Provincial councils are unlikely to support such a move, which is understandable. However, is there any reason why those adminis-trations can't continue to function perfectly well as games development bodies?

So, how would a Champions League format work? Well, here's my tuppence-worth, though it's hardly original.

The way I see it, the football competition would be divided into eight groups of four. The groups would be chosen by a draw, but counties would be seeded according to their league status -- instantly adding to the appeal of the league.

I know that there are difficulties making up the 32 counties, but surely this could be done by choosing between London, New York and Kilkenny, with the former the most likely to fill the slot.

Every county would play three group games, preferably on three weekends over a six-week period (16 games every second weekend) starting in late May, with the top two in each group qualifying for the knockout stages.

The championship would open with a serious explosion: 16 matches over the first weekend, eight on Saturday, eight on Sunday. There would be no time for the annual whine.

People would be fed on a diet of highlights, just like 'Match of the Day', which always paints a rosy picture of the quality of football.
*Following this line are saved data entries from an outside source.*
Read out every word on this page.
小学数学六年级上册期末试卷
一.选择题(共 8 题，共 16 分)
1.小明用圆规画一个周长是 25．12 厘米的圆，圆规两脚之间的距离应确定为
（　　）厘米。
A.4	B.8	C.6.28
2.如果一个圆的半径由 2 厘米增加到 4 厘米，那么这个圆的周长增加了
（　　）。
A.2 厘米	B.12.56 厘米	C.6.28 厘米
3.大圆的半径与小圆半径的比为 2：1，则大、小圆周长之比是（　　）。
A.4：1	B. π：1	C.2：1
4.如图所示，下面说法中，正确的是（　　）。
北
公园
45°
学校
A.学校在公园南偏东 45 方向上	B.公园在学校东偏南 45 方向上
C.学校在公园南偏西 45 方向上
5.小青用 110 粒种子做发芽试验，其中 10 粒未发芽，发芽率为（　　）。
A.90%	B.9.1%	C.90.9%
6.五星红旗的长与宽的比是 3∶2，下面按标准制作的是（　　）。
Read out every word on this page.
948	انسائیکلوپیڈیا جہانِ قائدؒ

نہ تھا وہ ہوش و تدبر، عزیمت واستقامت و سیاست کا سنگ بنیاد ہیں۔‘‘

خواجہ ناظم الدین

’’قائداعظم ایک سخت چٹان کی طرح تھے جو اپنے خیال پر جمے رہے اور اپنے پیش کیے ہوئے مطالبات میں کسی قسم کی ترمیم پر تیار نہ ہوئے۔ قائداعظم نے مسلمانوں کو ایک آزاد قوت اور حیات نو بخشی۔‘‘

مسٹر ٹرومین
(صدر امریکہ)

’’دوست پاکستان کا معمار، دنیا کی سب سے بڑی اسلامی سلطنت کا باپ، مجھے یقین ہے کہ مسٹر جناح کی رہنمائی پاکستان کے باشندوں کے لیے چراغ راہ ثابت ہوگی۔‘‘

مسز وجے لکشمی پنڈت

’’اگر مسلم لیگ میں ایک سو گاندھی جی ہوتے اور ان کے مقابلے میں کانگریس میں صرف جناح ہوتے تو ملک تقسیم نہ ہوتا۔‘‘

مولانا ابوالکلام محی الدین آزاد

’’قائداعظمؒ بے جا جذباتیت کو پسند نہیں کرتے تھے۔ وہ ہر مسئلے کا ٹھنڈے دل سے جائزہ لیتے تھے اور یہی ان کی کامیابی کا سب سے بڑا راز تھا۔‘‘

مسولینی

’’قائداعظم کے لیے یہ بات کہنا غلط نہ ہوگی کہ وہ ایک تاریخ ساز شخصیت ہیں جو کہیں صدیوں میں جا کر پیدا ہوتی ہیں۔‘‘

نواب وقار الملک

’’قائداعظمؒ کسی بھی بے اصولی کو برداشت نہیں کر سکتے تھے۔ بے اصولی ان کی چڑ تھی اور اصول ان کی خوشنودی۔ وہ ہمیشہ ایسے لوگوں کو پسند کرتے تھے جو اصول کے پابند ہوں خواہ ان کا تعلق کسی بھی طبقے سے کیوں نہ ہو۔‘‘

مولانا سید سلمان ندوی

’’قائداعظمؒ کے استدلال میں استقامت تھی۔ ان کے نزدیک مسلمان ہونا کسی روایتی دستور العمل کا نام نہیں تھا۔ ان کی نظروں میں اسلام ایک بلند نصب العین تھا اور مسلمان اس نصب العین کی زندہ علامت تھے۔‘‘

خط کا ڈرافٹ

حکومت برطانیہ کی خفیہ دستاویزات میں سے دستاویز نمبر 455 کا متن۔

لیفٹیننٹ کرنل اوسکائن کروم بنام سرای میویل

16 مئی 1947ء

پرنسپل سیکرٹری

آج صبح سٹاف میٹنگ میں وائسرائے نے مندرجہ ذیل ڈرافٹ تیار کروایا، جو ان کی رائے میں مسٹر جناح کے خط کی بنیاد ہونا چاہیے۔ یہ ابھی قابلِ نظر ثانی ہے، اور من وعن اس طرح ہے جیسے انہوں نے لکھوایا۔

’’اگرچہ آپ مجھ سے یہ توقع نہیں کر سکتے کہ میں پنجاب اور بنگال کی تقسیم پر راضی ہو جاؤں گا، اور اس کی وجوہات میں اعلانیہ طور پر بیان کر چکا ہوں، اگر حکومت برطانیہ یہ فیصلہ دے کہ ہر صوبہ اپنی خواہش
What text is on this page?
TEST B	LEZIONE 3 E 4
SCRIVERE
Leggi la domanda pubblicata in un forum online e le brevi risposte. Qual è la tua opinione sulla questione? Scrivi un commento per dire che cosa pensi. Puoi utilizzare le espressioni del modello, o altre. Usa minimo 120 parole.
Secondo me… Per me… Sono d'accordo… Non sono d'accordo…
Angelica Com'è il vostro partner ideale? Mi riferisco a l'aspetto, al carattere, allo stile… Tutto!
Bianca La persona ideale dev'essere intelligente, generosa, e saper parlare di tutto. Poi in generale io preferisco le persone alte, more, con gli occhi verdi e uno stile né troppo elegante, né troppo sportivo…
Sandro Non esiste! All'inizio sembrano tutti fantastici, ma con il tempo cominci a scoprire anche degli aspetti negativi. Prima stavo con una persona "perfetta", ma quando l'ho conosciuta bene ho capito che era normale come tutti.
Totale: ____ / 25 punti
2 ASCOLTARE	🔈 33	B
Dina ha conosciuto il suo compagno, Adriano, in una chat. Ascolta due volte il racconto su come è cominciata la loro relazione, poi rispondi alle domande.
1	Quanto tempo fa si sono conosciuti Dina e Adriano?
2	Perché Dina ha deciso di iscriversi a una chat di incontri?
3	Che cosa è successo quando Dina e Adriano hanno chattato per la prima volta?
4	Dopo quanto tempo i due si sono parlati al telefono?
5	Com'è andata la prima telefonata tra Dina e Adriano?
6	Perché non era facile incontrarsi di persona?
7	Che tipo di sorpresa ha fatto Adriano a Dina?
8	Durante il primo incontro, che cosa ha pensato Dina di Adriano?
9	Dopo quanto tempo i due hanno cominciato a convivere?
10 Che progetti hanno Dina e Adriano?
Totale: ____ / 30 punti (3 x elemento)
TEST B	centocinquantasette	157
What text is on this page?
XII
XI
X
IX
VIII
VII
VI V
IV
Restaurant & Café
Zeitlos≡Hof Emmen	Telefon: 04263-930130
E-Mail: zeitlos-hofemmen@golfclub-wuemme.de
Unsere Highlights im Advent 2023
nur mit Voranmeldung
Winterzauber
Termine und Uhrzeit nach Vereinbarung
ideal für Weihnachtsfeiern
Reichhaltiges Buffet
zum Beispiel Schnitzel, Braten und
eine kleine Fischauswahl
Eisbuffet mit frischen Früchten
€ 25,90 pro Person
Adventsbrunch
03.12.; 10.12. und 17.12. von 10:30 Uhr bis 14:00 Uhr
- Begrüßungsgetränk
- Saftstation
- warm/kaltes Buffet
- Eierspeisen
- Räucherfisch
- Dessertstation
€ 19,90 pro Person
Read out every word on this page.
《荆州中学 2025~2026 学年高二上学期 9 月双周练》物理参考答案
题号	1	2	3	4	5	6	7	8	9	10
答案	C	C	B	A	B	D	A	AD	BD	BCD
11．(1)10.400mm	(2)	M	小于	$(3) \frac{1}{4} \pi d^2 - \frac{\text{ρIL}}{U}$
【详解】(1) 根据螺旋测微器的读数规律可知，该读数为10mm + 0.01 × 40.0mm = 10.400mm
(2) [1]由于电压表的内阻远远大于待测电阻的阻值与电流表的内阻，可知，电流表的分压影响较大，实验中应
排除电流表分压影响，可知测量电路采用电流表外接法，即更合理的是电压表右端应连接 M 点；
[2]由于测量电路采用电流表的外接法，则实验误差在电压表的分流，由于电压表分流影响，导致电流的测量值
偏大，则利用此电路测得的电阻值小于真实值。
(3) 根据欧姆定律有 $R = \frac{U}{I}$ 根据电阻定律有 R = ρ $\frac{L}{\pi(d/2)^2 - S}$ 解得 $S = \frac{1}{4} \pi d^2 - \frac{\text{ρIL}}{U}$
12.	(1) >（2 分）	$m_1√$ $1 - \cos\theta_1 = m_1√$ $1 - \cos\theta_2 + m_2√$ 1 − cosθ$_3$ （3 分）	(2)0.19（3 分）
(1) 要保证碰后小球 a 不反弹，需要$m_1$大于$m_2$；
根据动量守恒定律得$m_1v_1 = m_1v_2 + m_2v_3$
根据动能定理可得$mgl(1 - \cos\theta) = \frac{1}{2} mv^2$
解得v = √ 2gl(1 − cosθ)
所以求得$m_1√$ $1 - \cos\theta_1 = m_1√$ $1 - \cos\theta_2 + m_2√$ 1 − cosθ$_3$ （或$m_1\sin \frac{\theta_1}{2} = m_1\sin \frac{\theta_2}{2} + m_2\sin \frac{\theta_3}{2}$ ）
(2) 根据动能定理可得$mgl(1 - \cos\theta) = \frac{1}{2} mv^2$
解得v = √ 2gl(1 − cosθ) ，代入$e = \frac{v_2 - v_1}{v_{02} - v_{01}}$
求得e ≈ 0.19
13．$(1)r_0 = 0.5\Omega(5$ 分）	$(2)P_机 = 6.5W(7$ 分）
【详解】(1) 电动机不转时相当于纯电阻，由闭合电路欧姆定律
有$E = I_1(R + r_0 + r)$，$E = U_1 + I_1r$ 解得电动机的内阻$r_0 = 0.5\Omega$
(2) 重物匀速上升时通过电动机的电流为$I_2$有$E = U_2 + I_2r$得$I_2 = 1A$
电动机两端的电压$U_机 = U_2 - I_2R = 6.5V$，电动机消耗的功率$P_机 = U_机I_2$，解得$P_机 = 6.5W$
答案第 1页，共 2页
After only three rounds of the competition we are down to the last 16 counties, instantly freeing up a month for club championships as the remainder of the competition could be finished by the end of August. And given the streamlined nature of the format, there is ample time to overlap with hurling.

To counter the claims that this would lessen the profile of the championship with a shorter time span involved, the higher intensity of the format would more than make up for that. The county season would last from January to August, plenty long.

While I'm aware the Tommy Murphy Cup was axed due to a lack of interest, in the absence of a provincial championship, a shield competition might grow in appeal for the 16 counties that don't get through the groups, particularly if they were played in conjunction with the All-Ireland knockout games.

Of course, critics of such a radical overhaul will point to meaningless group games, but I don't believe there will be many, particularly if matches are played on a home and away basis.

There is just as much incentive for a weaker county in this format. Defeat one of the seeded teams and you have every chance of qualifying for the last 16. For example, a group could be made up of Cork, Kildare, Wexford and Roscommon. If Roscommon managed to defeat Kildare, could you imagine the interest in the clash with Wexford?

Groups could be decided on points and victories over each other. Extra-time could be played until the death in all instances. Penalty shoot-outs, anyone?

MOMENTUM

Momentum in such a structure wouldn't be lost and the current situation of successful teams in the provinces spending weeks training and not playing would be done away with. Galway still haven't played yet in the championship, while Kildare play their third game next weekend.

The integrity of the All-Ireland championship would be undiminished; if anything it would be strengthened as it incorporates more of the traditional qualities of the original knockout competition.

If you doubt the validity of the argument, then consider when the championship really kicks to life -- on the August Bank Holiday weekend. All a Champions League-style approach would do is spread that buzz from start to finish.

It might be fanciful at this stage, but I'm certainly not alone in believing it needs to be put on the agenda and thrashed out properly.

And spare me the countless obstacles. Where there's a will there's a way.